Distributed Ingress
For this traffic flow we will focus on the Application VPC. Distributed ingress is commonly used when there is a need to inspect traffic for a VPC that is directly accessible with an attached IGW and resources with a public Elastic IP (EIP) or behind a public load balancer (ie ALB, NLB, etc). The benefit of this design is that traffic does not need to traverse additional AWS networking components for inspection so each VPC is isolated from others. The caveat to consider is that each VPC would need a directly attached IGW and resources such as load balancers, NAT GWs, etc that have additional cost.
Step 1: An inbound connection starts with an external user initiating a connection to a public resource such as a public NLB. The public NLB has a DNS record that resolves to a public IP for one of the NLB’s Elastic Network Interface (ENI) in either public subnet.
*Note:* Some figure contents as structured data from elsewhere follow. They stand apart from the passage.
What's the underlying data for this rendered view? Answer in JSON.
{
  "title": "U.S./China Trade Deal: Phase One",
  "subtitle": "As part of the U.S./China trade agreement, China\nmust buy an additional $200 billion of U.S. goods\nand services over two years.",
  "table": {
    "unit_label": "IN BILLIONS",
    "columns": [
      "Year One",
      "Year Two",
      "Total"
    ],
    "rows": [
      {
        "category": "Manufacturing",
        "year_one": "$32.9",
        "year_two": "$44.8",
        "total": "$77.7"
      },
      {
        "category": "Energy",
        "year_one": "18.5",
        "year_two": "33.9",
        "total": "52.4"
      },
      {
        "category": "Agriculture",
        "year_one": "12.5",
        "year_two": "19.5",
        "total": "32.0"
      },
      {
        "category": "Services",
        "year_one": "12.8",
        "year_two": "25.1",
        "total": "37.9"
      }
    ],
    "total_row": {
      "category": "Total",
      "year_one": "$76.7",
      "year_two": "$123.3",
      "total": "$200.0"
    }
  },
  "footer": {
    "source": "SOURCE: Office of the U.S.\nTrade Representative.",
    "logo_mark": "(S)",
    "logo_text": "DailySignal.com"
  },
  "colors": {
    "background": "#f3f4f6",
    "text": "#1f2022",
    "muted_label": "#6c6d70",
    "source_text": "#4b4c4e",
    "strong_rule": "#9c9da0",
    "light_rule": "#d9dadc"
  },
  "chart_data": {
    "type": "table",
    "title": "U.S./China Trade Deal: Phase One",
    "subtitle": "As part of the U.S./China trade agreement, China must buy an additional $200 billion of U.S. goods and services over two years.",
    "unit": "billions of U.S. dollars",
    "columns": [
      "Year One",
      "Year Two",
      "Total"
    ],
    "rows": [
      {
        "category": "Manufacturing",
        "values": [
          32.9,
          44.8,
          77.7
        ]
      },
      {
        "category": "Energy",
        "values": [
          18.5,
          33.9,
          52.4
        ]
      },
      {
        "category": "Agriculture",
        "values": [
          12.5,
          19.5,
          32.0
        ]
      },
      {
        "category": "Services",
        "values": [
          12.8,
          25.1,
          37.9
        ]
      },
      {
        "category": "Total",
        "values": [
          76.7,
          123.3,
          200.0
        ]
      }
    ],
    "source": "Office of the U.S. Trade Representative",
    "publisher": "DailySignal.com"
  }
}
The first packet (ie TCP SYN) will then be seen at the IGW attached to the VPC where the public NLB is deployed. Since there is a Ingress route table assigned to the IGW, traffic destined to either public subnet will be sent to the GWLBe endpoint in the same AZ.
The IGW will perform destination NAT to change the public IP of the NLB to the private IP of the NLB ENI.
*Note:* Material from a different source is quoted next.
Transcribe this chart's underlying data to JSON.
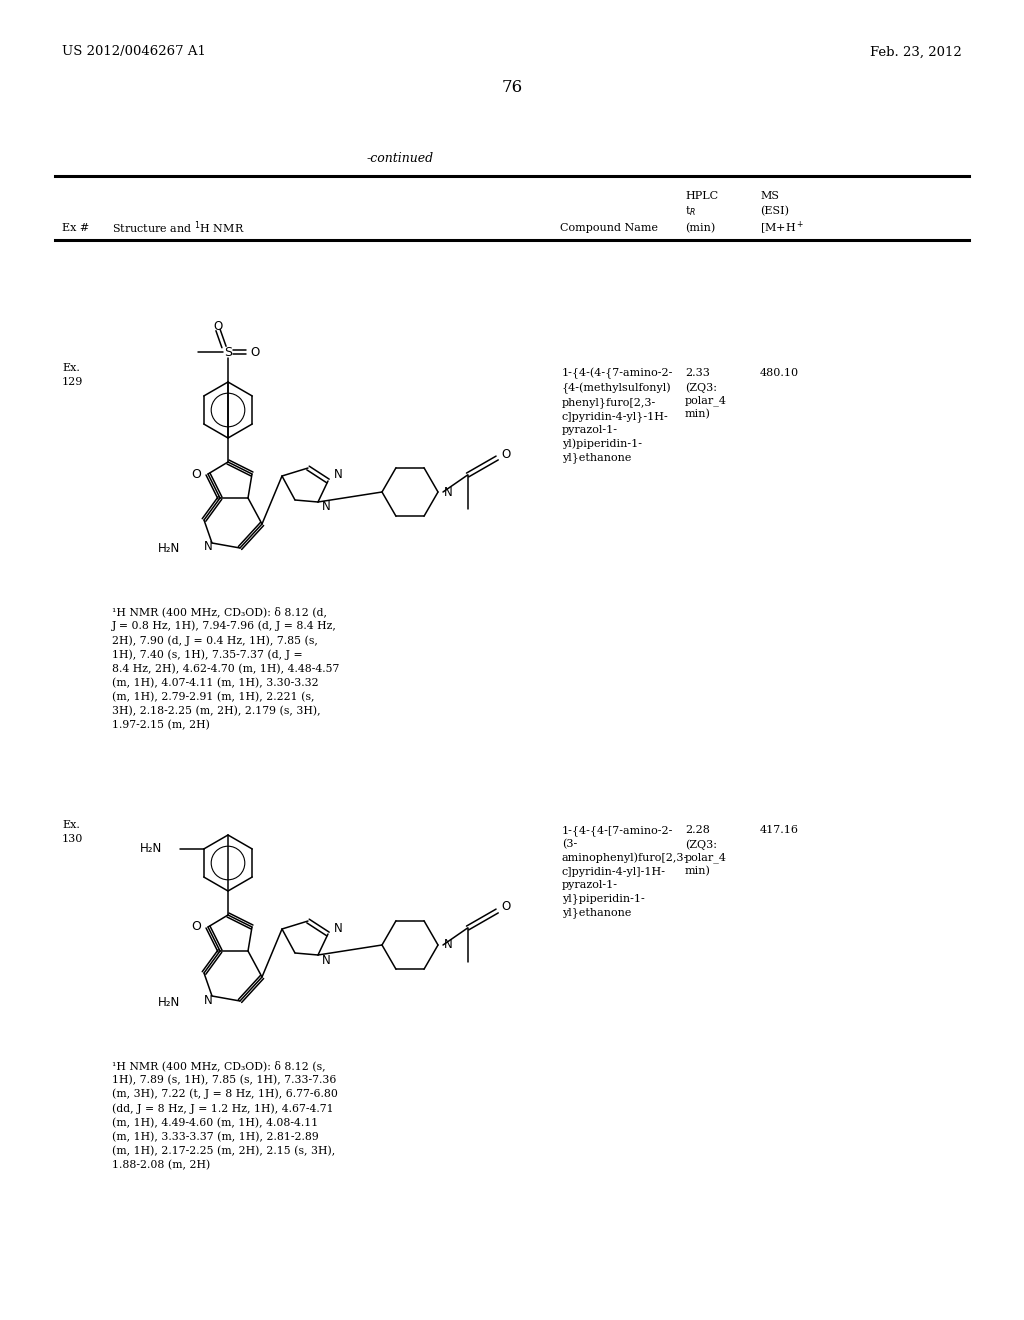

Step 2: The traffic is received at the GWLBe endpoint which then routes the traffic to the associated GWLB ENI in the same AZ in the managed Fortinet AWS account/VPC. This is done behind the scene using AWS Private Link.
Step 3: The traffic is received at the GWLB ENI and is then encapsulated in a GENEVE tunnel and routed to one of the instances in the FortiGate CNF auto scale group for traffic inspection. Post inspection, if the traffic is allowed, the instance will hairpin the traffic back to the same GWLB ENI over GENEVE. Then the GWLB ENI will hairpin the traffic back to the same GWLBe endpoint.
Step 4: The GWLBe endpoint will then route the inspected traffic to the intrinsic router. The intrinsic router will route traffic directly to the NLB’s ENI as specified in the VPC route table assigned to the subnet.
Step 5: The NLB will send traffic to a healthy target, in either AZ since cross zone load balancing is enabled.
The NLB will perform destination NAT to change the private IP to that of the healthy target.
Step 6: The web server will receive the traffic and respond. The return traffic will flow these steps in reverse.
- To test out this flow navigate to the AWS CloudFormation console and toggle the view nested button to off > then select the stack name > and on the details pane select the outputs tab. You should see the output for URLforApp1. Click on the value for that output to check that App1 is no longer reachable now. Click on the value for the output EncryptedURLforApp1 and you will see the self-signed certificate warning. Once you accept the warning, you will see the test web page.
You are now only allowing HTTPS inbound to your environment that is sourced from a public IP within the United States!